The FAIR Institute Blog

Black Hat Europe 2025: Beyond AI Noise to Financially Grounded Cyber Risk

Written by FAIR Institute Staff | Dec 30, 2025 5:13:43 PM

Luke Bader, Director, Membership and Programs, and Bernadette Dunn, Director of Business Development, represented the FAIR Institute at Black Hat Europe 2025

Black Hat Europe never lacks for spectacle. This year was no exception. The 2025 conference in London buzzed with talk of generative AI, autonomous tooling, and the accelerating arms race between attackers and defenders. Yet amid the noise, one comment cut through with uncommon clarity.

Tarah Wheeler, Chief Security Officer, summed it up succinctly:

“Everyone is talking about AI stuff, but [FAIR] is what people will really need to be caring about in the next one to two years.”

What she was pointing to was not another tool or model. It was the growing urgency to frame cyber risk in financial terms.

The Shift from Novelty to Necessity

AI dominates conference agendas because it feels new, fast, and existential. But boards and executives are not losing sleep over prompts and models. They are focused on financial exposure, regulatory scrutiny, capital allocation, and material business risk.

That gap between technical conversation and executive concern is widening. As a result, cyber leaders are being pushed toward frameworks that translate security risk into the economic language leadership already understands.

This is where financial risk frameworks, including FAIR, move from “nice to have” to essential.

Why the FAIR Institute’s Presence Mattered 

Against a backdrop of hundreds of security vendors competing for attention, the FAIR Institute’s association booth offered something fundamentally different. It was not another product pitch. It was a conversation about decision-making.

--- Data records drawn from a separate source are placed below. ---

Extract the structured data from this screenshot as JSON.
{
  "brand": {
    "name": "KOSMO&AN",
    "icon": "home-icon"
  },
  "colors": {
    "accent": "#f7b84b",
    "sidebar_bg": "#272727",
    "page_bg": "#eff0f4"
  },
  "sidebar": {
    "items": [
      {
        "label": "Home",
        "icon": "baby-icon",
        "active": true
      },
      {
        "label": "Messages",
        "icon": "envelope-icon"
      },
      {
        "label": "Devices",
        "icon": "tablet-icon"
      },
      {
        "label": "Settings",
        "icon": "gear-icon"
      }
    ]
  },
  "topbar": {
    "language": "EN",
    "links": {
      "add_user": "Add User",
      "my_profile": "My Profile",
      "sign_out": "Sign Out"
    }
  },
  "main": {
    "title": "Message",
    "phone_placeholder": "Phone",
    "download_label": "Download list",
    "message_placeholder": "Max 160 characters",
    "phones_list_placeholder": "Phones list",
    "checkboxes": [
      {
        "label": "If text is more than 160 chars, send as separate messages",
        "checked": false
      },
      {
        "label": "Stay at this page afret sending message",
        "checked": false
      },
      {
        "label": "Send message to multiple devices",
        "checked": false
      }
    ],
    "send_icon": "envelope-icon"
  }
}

While vendors showcased features, dashboards, and AI-driven claims, the FAIR Institute focused on a deeper question: how organizations justify security investments in the first place. That distinction mattered.

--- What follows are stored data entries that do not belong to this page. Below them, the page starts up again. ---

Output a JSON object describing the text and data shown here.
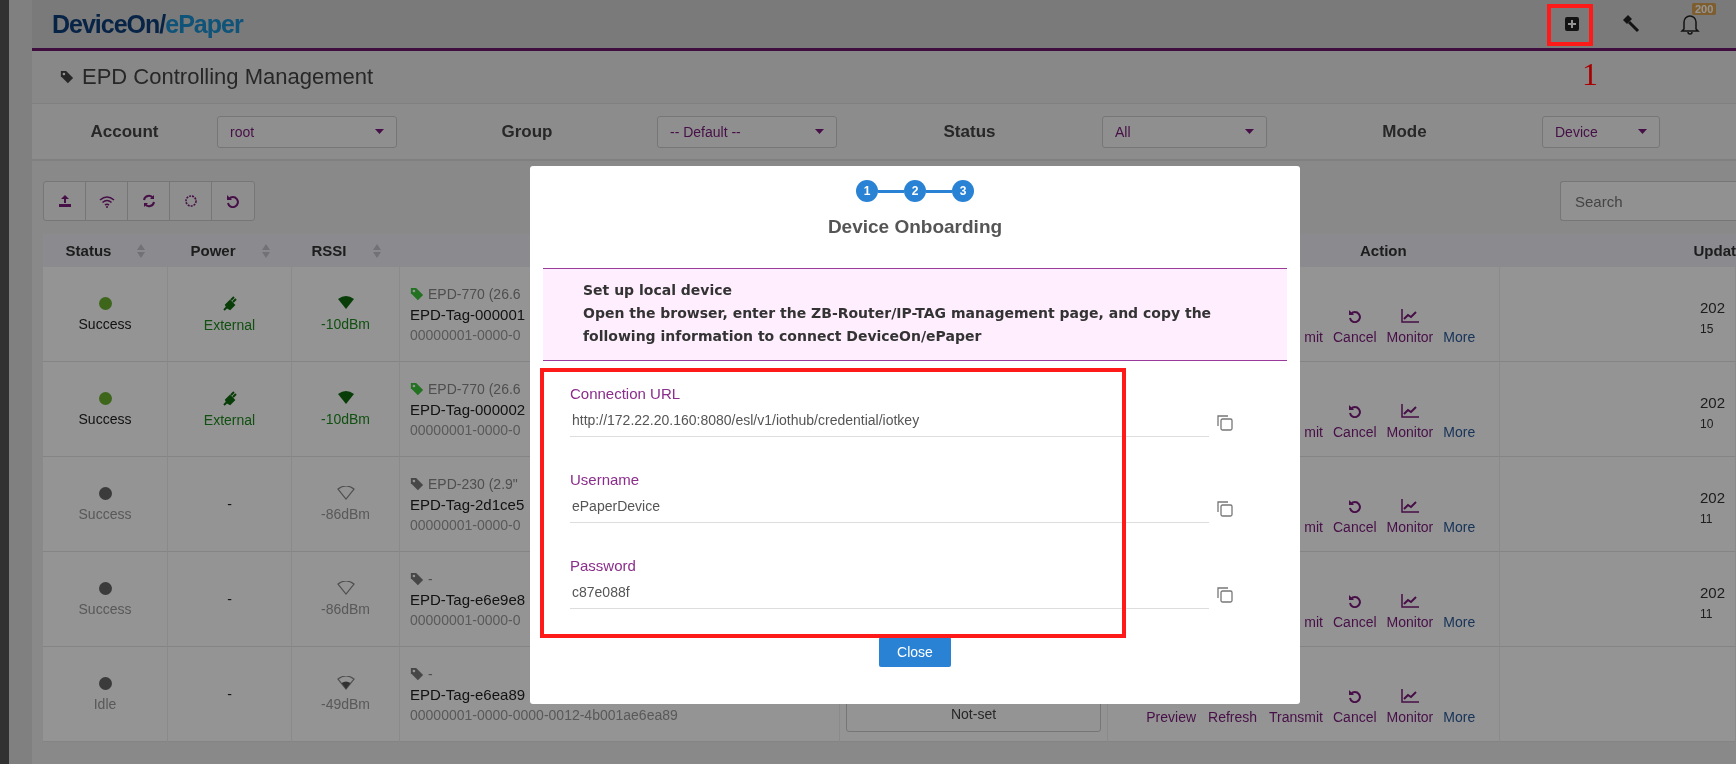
{
  "header": {
    "logo": {
      "primary": "DeviceOn/",
      "secondary": "ePaper"
    },
    "notification_badge": "200"
  },
  "annotation": {
    "label": "1"
  },
  "page_title": "EPD Controlling Management",
  "filters": [
    {
      "label": "Account",
      "value": "root"
    },
    {
      "label": "Group",
      "value": "-- Default --"
    },
    {
      "label": "Status",
      "value": "All"
    },
    {
      "label": "Mode",
      "value": "Device"
    }
  ],
  "search": {
    "placeholder": "Search"
  },
  "table": {
    "columns": [
      {
        "label": "Status",
        "sortable": true
      },
      {
        "label": "Power",
        "sortable": true
      },
      {
        "label": "RSSI",
        "sortable": true
      },
      {
        "label": "Action",
        "sortable": false
      },
      {
        "label": "Updat",
        "sortable": false
      }
    ],
    "rows": [
      {
        "status": "Success",
        "online": true,
        "external_power": true,
        "power": "External",
        "signal_strong": true,
        "signal_partial": false,
        "rssi": "-10dBm",
        "model": "EPD-770 (26.6",
        "name": "EPD-Tag-000001",
        "id": "00000001-0000-0",
        "links": [
          "mit"
        ],
        "cancel": "Cancel",
        "monitor": "Monitor",
        "more": "More",
        "updated": [
          "202",
          "15"
        ]
      },
      {
        "status": "Success",
        "online": true,
        "external_power": true,
        "power": "External",
        "signal_strong": true,
        "signal_partial": false,
        "rssi": "-10dBm",
        "model": "EPD-770 (26.6",
        "name": "EPD-Tag-000002",
        "id": "00000001-0000-0",
        "links": [
          "mit"
        ],
        "cancel": "Cancel",
        "monitor": "Monitor",
        "more": "More",
        "updated": [
          "202",
          "10"
        ]
      },
      {
        "status": "Success",
        "online": false,
        "external_power": false,
        "power": "-",
        "signal_strong": false,
        "signal_partial": false,
        "rssi": "-86dBm",
        "model": "EPD-230 (2.9\"",
        "name": "EPD-Tag-2d1ce5",
        "id": "00000001-0000-0",
        "links": [
          "mit"
        ],
        "cancel": "Cancel",
        "monitor": "Monitor",
        "more": "More",
        "updated": [
          "202",
          "11"
        ]
      },
      {
        "status": "Success",
        "online": false,
        "external_power": false,
        "power": "-",
        "signal_strong": false,
        "signal_partial": false,
        "rssi": "-86dBm",
        "model": "-",
        "name": "EPD-Tag-e6e9e8",
        "id": "00000001-0000-0",
        "links": [
          "mit"
        ],
        "cancel": "Cancel",
        "monitor": "Monitor",
        "more": "More",
        "updated": [
          "202",
          "11"
        ]
      },
      {
        "status": "Idle",
        "online": false,
        "external_power": false,
        "power": "-",
        "signal_strong": false,
        "signal_partial": true,
        "rssi": "-49dBm",
        "model": "-",
        "name": "EPD-Tag-e6ea89",
        "id": "00000001-0000-0000-0012-4b001ae6ea89",
        "config": "Not-set",
        "links": [
          "Preview",
          "Refresh",
          "Transmit"
        ],
        "cancel": "Cancel",
        "monitor": "Monitor",
        "more": "More"
      }
    ]
  },
  "modal": {
    "steps": [
      "1",
      "2",
      "3"
    ],
    "title": "Device Onboarding",
    "info": {
      "heading": "Set up local device",
      "text": "Open the browser, enter the ZB-Router/IP-TAG management page, and copy the following information to connect DeviceOn/ePaper"
    },
    "fields": [
      {
        "label": "Connection URL",
        "value": "http://172.22.20.160:8080/esl/v1/iothub/credential/iotkey"
      },
      {
        "label": "Username",
        "value": "ePaperDevice"
      },
      {
        "label": "Password",
        "value": "c87e088f"
      }
    ],
    "button": "Close"
  }
}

The booth became a space for grounding conversations. CISOs, practitioners, and vendors alike engaged in discussions on how financial risk quantification helps organizations prioritize initiatives, align security with business objectives, and communicate clearly with executives and boards.

In a conference dominated by tools, the FAIR Institute represented thinking.

Educating the Vendors, Not Competing with Them

One of the most valuable outcomes of attending Black Hat Europe was the opportunity to educate security vendors themselves. Many vendors struggle with a familiar challenge: their prospects believe in the product, but cannot justify the purchase internally.

FAIR addresses that problem.

Throughout the conference, Bernie Dunn, Director of Business Development at the FAIR Institute, spoke with vendors about how learning FAIR can strengthen their sales strategy (contact Bernie).  The message resonated immediately. Vendors saw how a shared financial risk framework could help their prospects quantify exposure, defend investment decisions, and accelerate buying cycles.

Every vendor conversation led to a request for follow-up. The idea of FAIR Enablement within a partner ecosystem struck a chord. Vendors were not looking to replace their solutions. They wanted a way to position them within a defensible, executive-ready risk narrative.

Building Toward a 2026 Partner Ecosystem

These conversations directly reinforce a key 2026 focus for the FAIR Institute: expanding a partner ecosystem centered on FAIR Enablement.

Rather than treating FAIR as separate from technology, the Institute is increasingly positioned as the connective tissue that helps tools succeed in the enterprise. When vendors understand FAIR, they sell outcomes instead of features. When customers understand FAIR, they buy with confidence instead of hesitation.

Black Hat Europe demonstrated that vendors are ready for this shift. They are asking for education, alignment, and partnership, not just logos and sponsorships.

Executive Education Is the Missing Link

Another strong signal from the conference was renewed interest in executive education. Tarah Wheeler’s interest in learning more about executive-level training reflects a broader industry reality: Leaders need help translating cyber risk into strategic, board-ready insights.

Most executives were never trained to interpret loss magnitude, probability, or exposure in cyber terms. Likewise, many security leaders were never trained to communicate risk in financial language that resonates with decision-makers.

Executive education closes that gap. It equips organizations with a shared framework for making informed, defensible cyber risk decisions.

Try Cyber Risk Management for Executives Training

From Tools to Thinking

Black Hat Europe reinforced a clear truth. Tools will continue to evolve. AI will continue to dominate headlines. But the organizations that succeed will be those that can explain risk, justify investment, and guide leadership through uncertainty using financially grounded models.

The FAIR Institute’s presence mattered because it reminded the market that cyber risk management is not ultimately about technology. It is about decisions.

AI may be today’s headline. Financially grounded cyber risk is tomorrow’s mandate.